Es verdad también que, en aquellos caminos donde aprendí la historia de mi patria europea, se veían entonces no pocas aldeas destruidas, lugares cerrados al tránsito porque ocultaban explosivos y metralla de guerra, industrias famosas que estaban arruinadas y de las que sólo quedaba en pie una chimenea de ladrillo que parecía un monumento fúnebre al trabajo de los hombres en minas y fábricas, y muchas colinas o parques —hasta hace cuarenta años era fácil encontrarlos en las ciudades de la Alemania del Este— que escondían en su interior los escombros de barrios enteros, devastados y calcinados por las bombas.
Recuerdo en Viena los carteles de la Amerikahilfe (‘la ayuda americana’) en los que se veían hogazas de pan negro, las manifestaciones populares en los días helados de invierno cuando faltaba el carbón, los mercados en los que una coliflor costaba más que una camelia, o los tickets de racionamiento.
He hecho muchas veces mis primeras tareas colegiales a la luz de una vela, porque había restricciones cada tarde. Me acuerdo también de que, cuando era pequeño, en los trenes y en las estaciones de Suiza, había carteles que advertían de esos cortes de energía.

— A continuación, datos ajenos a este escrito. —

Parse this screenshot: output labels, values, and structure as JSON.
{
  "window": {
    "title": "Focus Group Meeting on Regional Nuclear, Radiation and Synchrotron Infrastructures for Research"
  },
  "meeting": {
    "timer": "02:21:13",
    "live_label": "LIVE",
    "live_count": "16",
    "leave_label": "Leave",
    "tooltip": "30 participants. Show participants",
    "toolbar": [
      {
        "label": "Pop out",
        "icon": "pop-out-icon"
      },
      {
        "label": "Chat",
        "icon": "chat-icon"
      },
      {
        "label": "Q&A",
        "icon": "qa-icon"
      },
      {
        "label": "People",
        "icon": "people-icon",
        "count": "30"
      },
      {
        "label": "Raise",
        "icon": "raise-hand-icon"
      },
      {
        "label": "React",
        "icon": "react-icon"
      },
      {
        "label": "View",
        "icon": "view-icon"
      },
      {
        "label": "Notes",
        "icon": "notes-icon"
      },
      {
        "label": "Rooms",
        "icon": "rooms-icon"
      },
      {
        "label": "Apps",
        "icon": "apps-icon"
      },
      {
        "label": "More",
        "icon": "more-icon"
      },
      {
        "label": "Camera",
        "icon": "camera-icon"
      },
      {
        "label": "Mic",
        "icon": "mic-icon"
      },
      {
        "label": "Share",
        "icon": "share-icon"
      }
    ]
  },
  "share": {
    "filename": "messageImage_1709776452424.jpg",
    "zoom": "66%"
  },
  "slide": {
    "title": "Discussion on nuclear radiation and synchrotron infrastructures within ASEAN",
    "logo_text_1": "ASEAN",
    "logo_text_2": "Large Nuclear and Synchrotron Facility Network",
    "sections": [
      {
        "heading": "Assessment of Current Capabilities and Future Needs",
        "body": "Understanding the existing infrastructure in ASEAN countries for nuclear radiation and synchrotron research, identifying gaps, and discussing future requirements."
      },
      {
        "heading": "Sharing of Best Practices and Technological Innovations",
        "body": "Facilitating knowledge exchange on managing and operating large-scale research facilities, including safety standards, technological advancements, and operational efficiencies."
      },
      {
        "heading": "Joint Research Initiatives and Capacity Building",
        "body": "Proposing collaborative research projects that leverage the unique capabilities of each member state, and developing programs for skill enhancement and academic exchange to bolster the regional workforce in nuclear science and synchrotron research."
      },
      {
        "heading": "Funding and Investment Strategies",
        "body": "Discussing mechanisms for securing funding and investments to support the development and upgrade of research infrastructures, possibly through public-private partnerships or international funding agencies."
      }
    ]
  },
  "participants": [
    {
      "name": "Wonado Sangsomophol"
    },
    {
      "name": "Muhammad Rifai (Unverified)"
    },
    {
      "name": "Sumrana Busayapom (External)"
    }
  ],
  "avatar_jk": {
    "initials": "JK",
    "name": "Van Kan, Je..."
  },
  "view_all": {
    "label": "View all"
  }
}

La obra de un escritor está marcada por su educación, su idioma y su experiencia vital. Y, por la misma razón que reclamo que los biógrafos incluyan en su trabajo las coordenadas de su personalidad y de su pensamiento, de suerte que queden mejor explicados sus antojos y sus opiniones, aporto aquí pormenores de mi vida. Pienso que así se entenderá cómo y por qué, en todo cuanto he escrito, se manifiesta la herencia de la cultura europea que recibí en mi hogar y en mi educación.